Nigeria has launched a $75m fund to provide electricity to its citizens, with solar panel manufacturer Lumos planning to use the money to electrify one million households over the next five years. We consider the impacts of this ambitious proposal.
Nigeria is one of Africa’s dominant countries, with the highest population and greatest GDP on the continent, according to the International Monetary Fund. Boasting the world’s 31st-largest economy as of 2018, and over 2,600 hours of sunlight per year, Nigeria has the economic strength and environmental conditions to be a key player in renewable power sources such as solar.
There is also a pressing need for energy reform, with a 2015 government report noting that around 55% of the country’s 190 million inhabitants have no access to grid-connected electricity, and even those with nominal access to centralised power are often affected by power cuts and outages. While Nigeria ought to have the economic muscle to overcome these issues, its energy sector is plagued by inefficiencies and malfunctions; the same government report found that the country has 12,522MW of installed capacity for power generation, but that only 3,879MW of this was actually in operation.
The figures are no more encouraging compared to other countries. South Africa, the second-largest economy in Africa, has a per capita energy consumption 31 times greater than Nigeria’s, whose consumption was in the bottom 25 of the world in 2013. The government report concluded that the country would need to see an increase in electricity consumption of up to five times in order to keep pace with countries with similar GDP figures, such as South Africa.
With this in mind, the government has redoubled its efforts to improve its solar infrastructure. The state has launched a $75m grant to encourage off-grid solar projects, which will take advantage of the country’s abundant sunlight, and sidestep the leaky grid infrastructure that has hindered energy consumption for so long.
Small-scale power and localised benefits
Lumos is one of the country’s leading solar firms; based out of the Netherlands, the firm sells self-contained solar facilities which enable people to install a solar panel on their roof and pay a daily fee for the electricity it generates.
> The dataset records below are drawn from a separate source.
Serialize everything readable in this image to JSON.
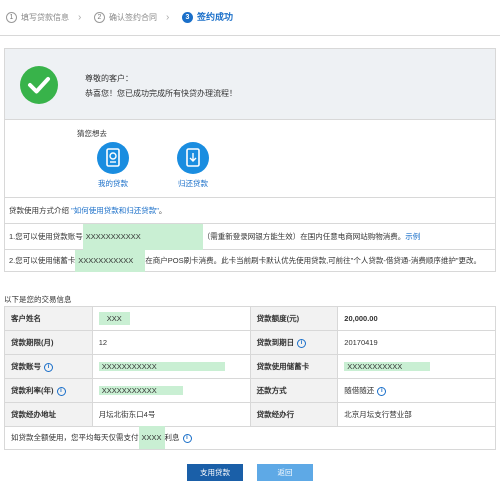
{
  "steps": [
    {
      "num": "1",
      "label": "填写贷款信息"
    },
    {
      "num": "2",
      "label": "确认签约合同"
    },
    {
      "num": "3",
      "label": "签约成功"
    }
  ],
  "step_arrow": "›",
  "success": {
    "greeting": "尊敬的客户：",
    "message": "恭喜您！您已成功完成所有快贷办理流程！"
  },
  "guess": {
    "title": "猜您想去",
    "items": [
      {
        "label": "我的贷款",
        "icon": "my-loan-icon"
      },
      {
        "label": "归还贷款",
        "icon": "repay-loan-icon"
      }
    ]
  },
  "usage": {
    "intro_prefix": "贷款使用方式介绍",
    "intro_link": "\"如何使用贷款和归还贷款\"",
    "intro_suffix": "。",
    "line1_prefix": "1.您可以使用贷款账号",
    "line1_masked": "XXXXXXXXXXX",
    "line1_middle": "（需重新登录网银方能生效）在国内任意电商网站购物消费。",
    "line1_link": "示例",
    "line2_prefix": "2.您可以使用储蓄卡",
    "line2_masked": "XXXXXXXXXXX",
    "line2_suffix": "在商户POS刷卡消费。此卡当前刷卡默认优先使用贷款,可前往\"个人贷款-借贷通-消费顺序维护\"更改。"
  },
  "transaction": {
    "title": "以下是您的交易信息",
    "rows": [
      {
        "l1": "客户姓名",
        "v1": "XXX",
        "l2": "贷款额度(元)",
        "v2": "20,000.00"
      },
      {
        "l1": "贷款期限(月)",
        "v1": "12",
        "l2": "贷款到期日",
        "v2": "20170419"
      },
      {
        "l1": "贷款账号",
        "v1": "XXXXXXXXXXX",
        "l2": "贷款使用储蓄卡",
        "v2": "XXXXXXXXXXX"
      },
      {
        "l1": "贷款利率(年)",
        "v1": "XXXXXXXXXXX",
        "l2": "还款方式",
        "v2": "随借随还"
      },
      {
        "l1": "贷款经办地址",
        "v1": "月坛北街东口4号",
        "l2": "贷款经办行",
        "v2": "北京月坛支行营业部"
      }
    ],
    "footer_prefix": "如贷款全额使用，您平均每天仅需支付",
    "footer_masked": "XXXX",
    "footer_suffix": "利息"
  },
  "buttons": {
    "use_loan": "支用贷款",
    "back": "返回"
  },
  "colors": {
    "primary": "#1a6fc9",
    "success": "#38b34a",
    "mask_highlight": "#c9efd3",
    "amount_red": "#d6251f"
  }
}
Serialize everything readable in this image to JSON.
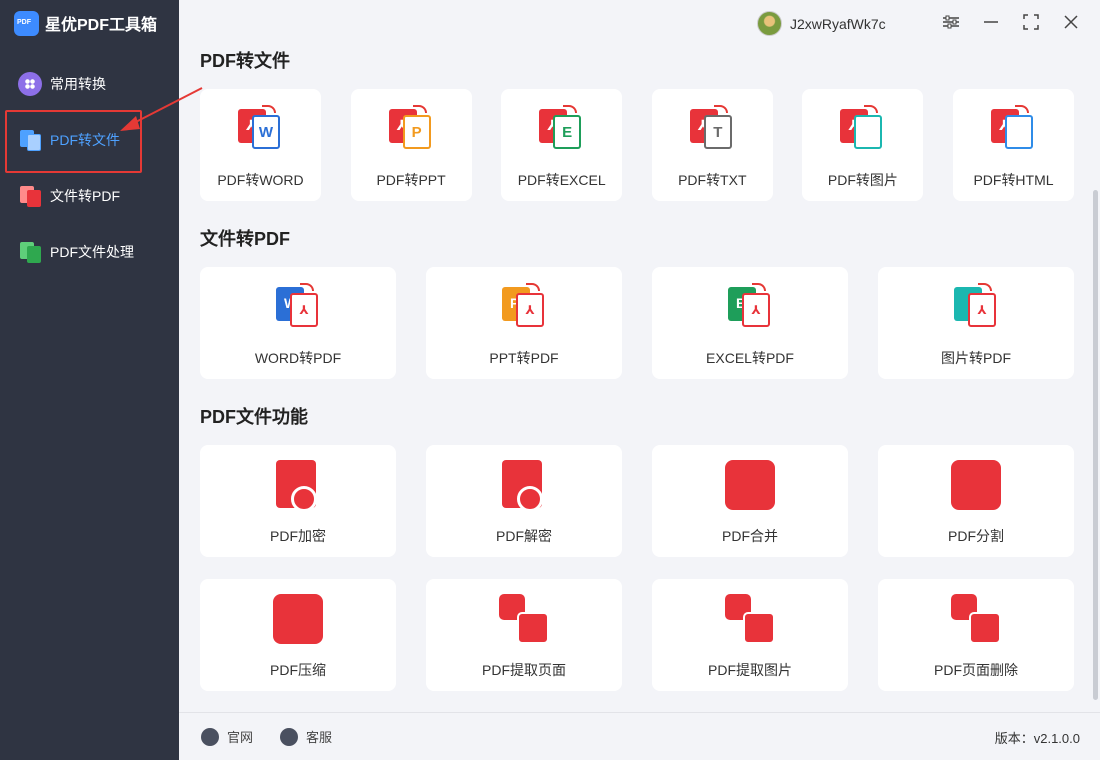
{
  "app": {
    "name": "星优PDF工具箱"
  },
  "sidebar": {
    "items": [
      {
        "label": "常用转换"
      },
      {
        "label": "PDF转文件"
      },
      {
        "label": "文件转PDF"
      },
      {
        "label": "PDF文件处理"
      }
    ]
  },
  "user": {
    "name": "J2xwRyafWk7c"
  },
  "sections": {
    "pdf_to_file": {
      "title": "PDF转文件",
      "items": [
        {
          "label": "PDF转WORD",
          "icon": "pdf-to-word-icon",
          "color": "#2b6fd6",
          "glyph": "W"
        },
        {
          "label": "PDF转PPT",
          "icon": "pdf-to-ppt-icon",
          "color": "#f29a1f",
          "glyph": "P"
        },
        {
          "label": "PDF转EXCEL",
          "icon": "pdf-to-excel-icon",
          "color": "#1e9e5a",
          "glyph": "E"
        },
        {
          "label": "PDF转TXT",
          "icon": "pdf-to-txt-icon",
          "color": "#6b6b6b",
          "glyph": "T"
        },
        {
          "label": "PDF转图片",
          "icon": "pdf-to-image-icon",
          "color": "#1bb7b0",
          "glyph": ""
        },
        {
          "label": "PDF转HTML",
          "icon": "pdf-to-html-icon",
          "color": "#2f8ce8",
          "glyph": "</>"
        }
      ]
    },
    "file_to_pdf": {
      "title": "文件转PDF",
      "items": [
        {
          "label": "WORD转PDF",
          "icon": "word-to-pdf-icon",
          "color": "#2b6fd6",
          "glyph": "W"
        },
        {
          "label": "PPT转PDF",
          "icon": "ppt-to-pdf-icon",
          "color": "#f29a1f",
          "glyph": "P"
        },
        {
          "label": "EXCEL转PDF",
          "icon": "excel-to-pdf-icon",
          "color": "#1e9e5a",
          "glyph": "E"
        },
        {
          "label": "图片转PDF",
          "icon": "image-to-pdf-icon",
          "color": "#1bb7b0",
          "glyph": ""
        }
      ]
    },
    "pdf_functions": {
      "title": "PDF文件功能",
      "items": [
        {
          "label": "PDF加密",
          "icon": "pdf-encrypt-icon"
        },
        {
          "label": "PDF解密",
          "icon": "pdf-decrypt-icon"
        },
        {
          "label": "PDF合并",
          "icon": "pdf-merge-icon"
        },
        {
          "label": "PDF分割",
          "icon": "pdf-split-icon"
        },
        {
          "label": "PDF压缩",
          "icon": "pdf-compress-icon"
        },
        {
          "label": "PDF提取页面",
          "icon": "pdf-extract-pages-icon"
        },
        {
          "label": "PDF提取图片",
          "icon": "pdf-extract-images-icon"
        },
        {
          "label": "PDF页面删除",
          "icon": "pdf-delete-pages-icon"
        }
      ]
    }
  },
  "footer": {
    "website": "官网",
    "support": "客服",
    "version_label": "版本：",
    "version": "v2.1.0.0"
  },
  "colors": {
    "accent": "#e8333a",
    "sidebar_bg": "#2f3442",
    "active": "#4ea1ff"
  }
}
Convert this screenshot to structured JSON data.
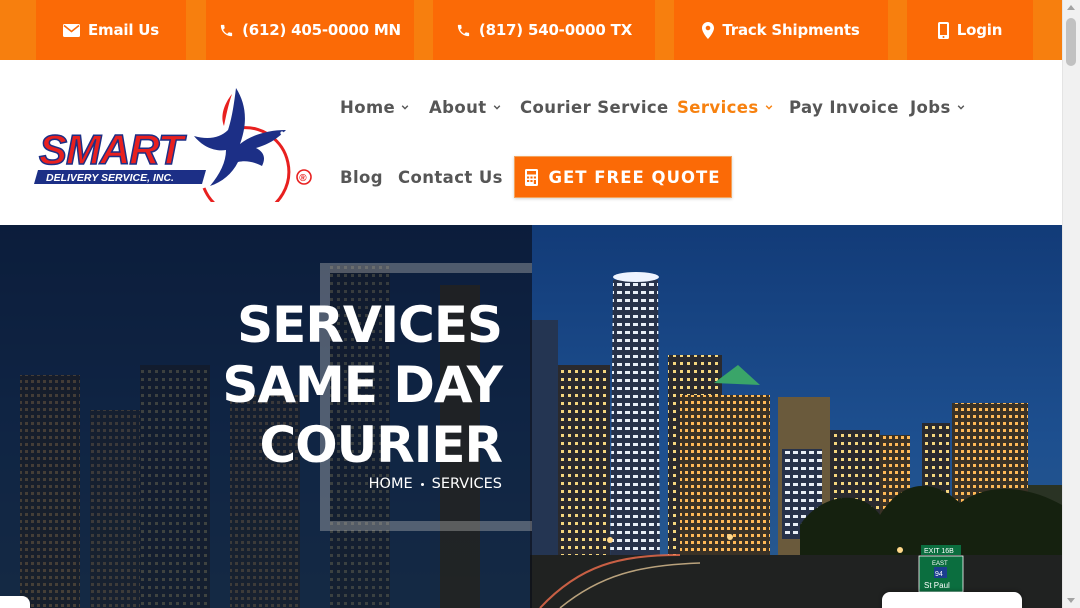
{
  "topbar": {
    "items": [
      {
        "label": "Email Us",
        "icon": "envelope-icon"
      },
      {
        "label": "(612) 405-0000 MN",
        "icon": "phone-icon"
      },
      {
        "label": "(817) 540-0000 TX",
        "icon": "phone-icon"
      },
      {
        "label": "Track Shipments",
        "icon": "map-pin-icon"
      },
      {
        "label": "Login",
        "icon": "mobile-icon"
      }
    ]
  },
  "logo": {
    "brand": "SMART",
    "tagline": "DELIVERY SERVICE, INC.",
    "registered": "®"
  },
  "nav": {
    "home": "Home",
    "about": "About",
    "courier_service": "Courier Service",
    "services": "Services",
    "pay_invoice": "Pay Invoice",
    "jobs": "Jobs",
    "blog": "Blog",
    "contact_us": "Contact Us",
    "quote_button": "GET FREE QUOTE"
  },
  "hero": {
    "title_line1": "SERVICES",
    "title_line2": "SAME DAY",
    "title_line3": "COURIER",
    "breadcrumb_home": "HOME",
    "breadcrumb_current": "SERVICES",
    "highway_sign_top": "EXIT 16B",
    "highway_sign_dir": "EAST",
    "highway_sign_num": "94",
    "highway_sign_city": "St Paul"
  },
  "colors": {
    "orange_bar": "#f77f0e",
    "orange_button": "#fb6a06",
    "nav_text": "#565656",
    "nav_active": "#f7810f",
    "logo_red": "#e8201f",
    "logo_navy": "#1c2f86"
  }
}
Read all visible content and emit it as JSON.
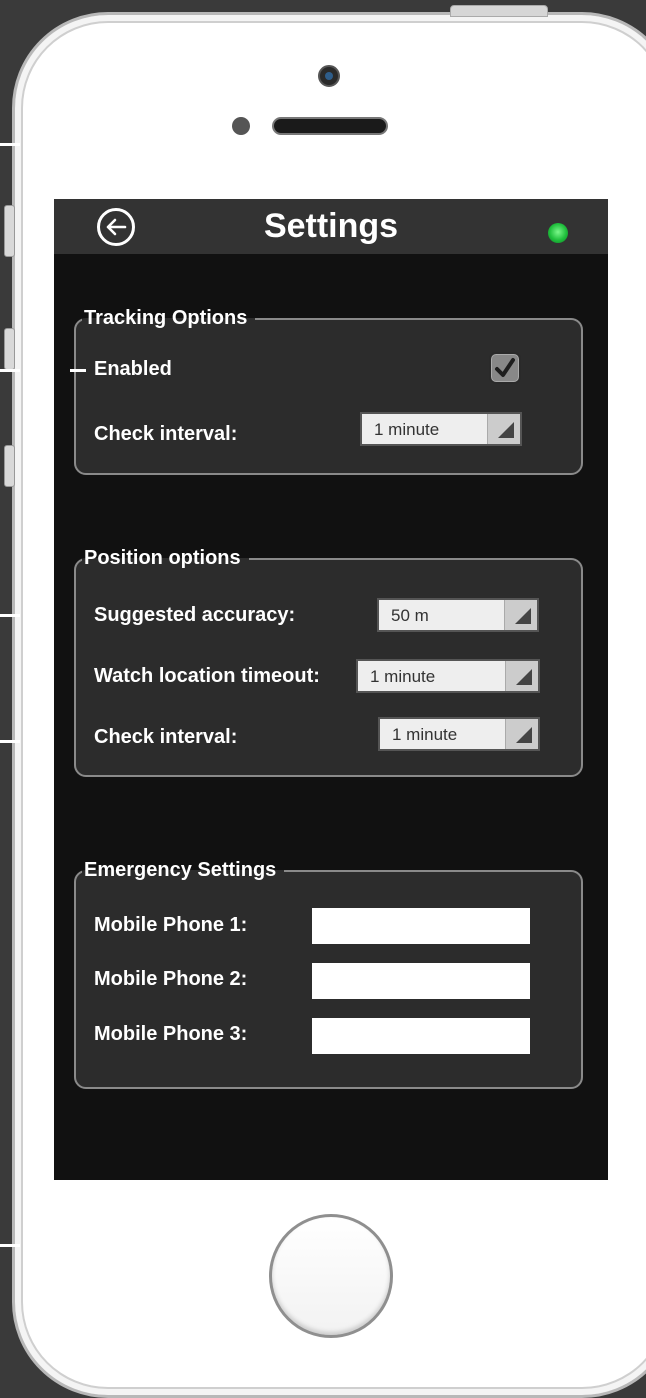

The company has already fitted more than 100,000 of its systems in homes around Nigeria, and plans to increase its reach by ten times as part of the government funding.
“This new funding provides the country with a huge opportunity to leapfrog dependence on fossil fuels and move to renewable energies,” said Lumos CEO Alastair Gordon, highlighting the potential for development in Nigeria. “The Rural Electrification Agency (REA) often works with the World Bank to deliver grants, similar to this one, to electrify rural and unserved communities.
“This year is exciting for Lumos because it’s the first time that the company will be signed to the Output Based Fund.”